How we cite our quotes: (Paragraph)

Quote #1

"I wish you would manage the time to come in and talk with me about your daughter" (1).

This question, which might be coming from a teacher or a counselor, prompts the narrator to reflect on her daughter's situation.

Quote #2

I do not even know if it matters, or if it explains anything. (7)

The narrator tells us she is unused to reflecting on her life. As she muses on different events, she isn't sure if the events are relevant or not.

Quote #3

[W]hen she saw me she would break into a clogged weeping that could not be comforted, a weeping I can hear yet. (9)

This is one of the heartbreaking scenes where the daughter, even as an infant, is trying and failing to communicate with her mother.

Quote #4

You must have seen it in her pantomimes, you spoke of her rare gift for comedy on the stage that rouses a laughter out of the audience so dear they applaud and applaud and do not want to let her go. (19)

Here we see Emily as a nineteen-year-old with a gift for comedy that seems to come out of nowhere. Compare the audience's reaction to her with her mother's in the previous quote, or the following.

Quote #5

"The clock talked loud. I threw it away, it scared me when it talked." (22)

Emily never directly tells her parents how she feels. Even as a young girl, she seems to be extraordinarily sensitive to her parents' situation, particularly her mother's.

Quote #6

She wrote once a week, the labored writing of a seven-year-old. "I am fine. How is the baby. If I write my leter nicly I will have a star. Lov e." There never was a star. (30)
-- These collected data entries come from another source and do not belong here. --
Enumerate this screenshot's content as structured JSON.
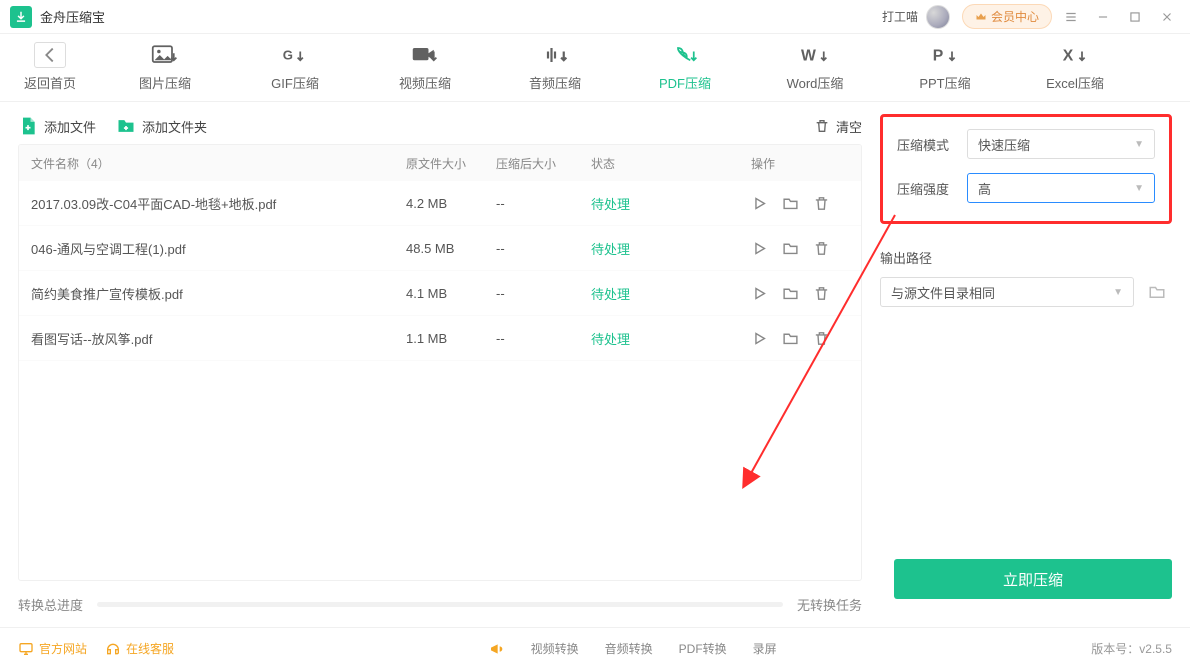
{
  "app": {
    "title": "金舟压缩宝",
    "user": "打工喵",
    "vip": "会员中心"
  },
  "nav": {
    "back": "返回首页",
    "items": [
      {
        "label": "图片压缩"
      },
      {
        "label": "GIF压缩"
      },
      {
        "label": "视频压缩"
      },
      {
        "label": "音频压缩"
      },
      {
        "label": "PDF压缩",
        "active": true
      },
      {
        "label": "Word压缩"
      },
      {
        "label": "PPT压缩"
      },
      {
        "label": "Excel压缩"
      }
    ]
  },
  "toolbar": {
    "add_file": "添加文件",
    "add_folder": "添加文件夹",
    "clear": "清空"
  },
  "table": {
    "headers": {
      "name": "文件名称（4）",
      "orig": "原文件大小",
      "after": "压缩后大小",
      "status": "状态",
      "ops": "操作"
    },
    "rows": [
      {
        "name": "2017.03.09改-C04平面CAD-地毯+地板.pdf",
        "orig": "4.2 MB",
        "after": "--",
        "status": "待处理"
      },
      {
        "name": "046-通风与空调工程(1).pdf",
        "orig": "48.5 MB",
        "after": "--",
        "status": "待处理"
      },
      {
        "name": "简约美食推广宣传模板.pdf",
        "orig": "4.1 MB",
        "after": "--",
        "status": "待处理"
      },
      {
        "name": "看图写话--放风筝.pdf",
        "orig": "1.1 MB",
        "after": "--",
        "status": "待处理"
      }
    ]
  },
  "progress": {
    "label": "转换总进度",
    "status": "无转换任务"
  },
  "settings": {
    "mode_label": "压缩模式",
    "mode_value": "快速压缩",
    "strength_label": "压缩强度",
    "strength_value": "高",
    "output_label": "输出路径",
    "output_value": "与源文件目录相同",
    "compress_btn": "立即压缩"
  },
  "footer": {
    "website": "官方网站",
    "service": "在线客服",
    "video": "视频转换",
    "audio": "音频转换",
    "pdf": "PDF转换",
    "screen": "录屏",
    "version": "版本号：v2.5.5"
  }
}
At the charitable convalescent home for children, all communications with parents are censored, as if there is something dangerous about communication between parents and children, particularly if they are working class.

Quote #7

"Why, Mommy?" The kind of question for which there is no answer. (36)

This is Emily's question about a boy, but it could be a question about life in general.

Quote #8

She was not glib or quick in a world where glibness and quickness were easily confused with ability to learn. (37)
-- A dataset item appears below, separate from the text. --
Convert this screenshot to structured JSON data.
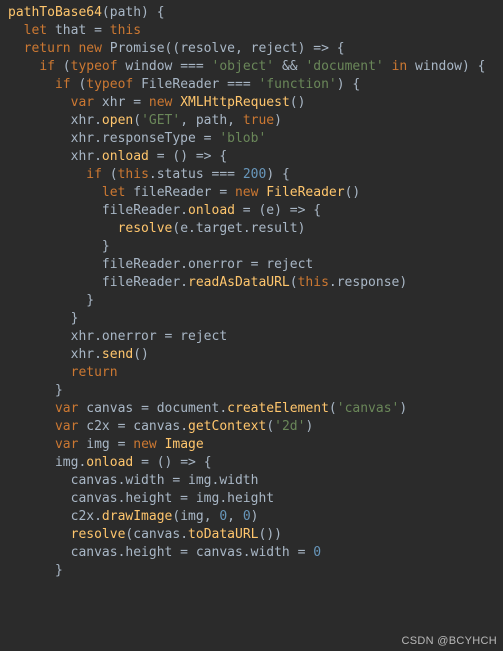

Since the narrator tells us early on (see quote #4 above) that Emily now has a gift for comedy, this description of a younger Emily is surprising.

Quote #9

Mostly Emily had asthma, and her breathing, harsh and labored, would fill the house with a curiously tranquil sound. (39)

Again, this image of Emily and her childhood asthma seems to conflict with the image of her as a confident performer on stage.

Quote #10

Shoogily. A funny word, a family word, inherited from Emily, invented by her to say: comfort. (43)

Emily's talent for catchy, memorable language is evident from an early age.

Quote #11

In this and other ways she leaves her seal, I say aloud. And startle at my saying it. What do I mean? What did I start to gather together, to try and make coherent? (44)

The narrator catches herself saying something that she knows is meaningful, even if she can't express what that meaning is. Interestingly, this moment occurs when she seems to get at the heart of what makes her daughter stand out.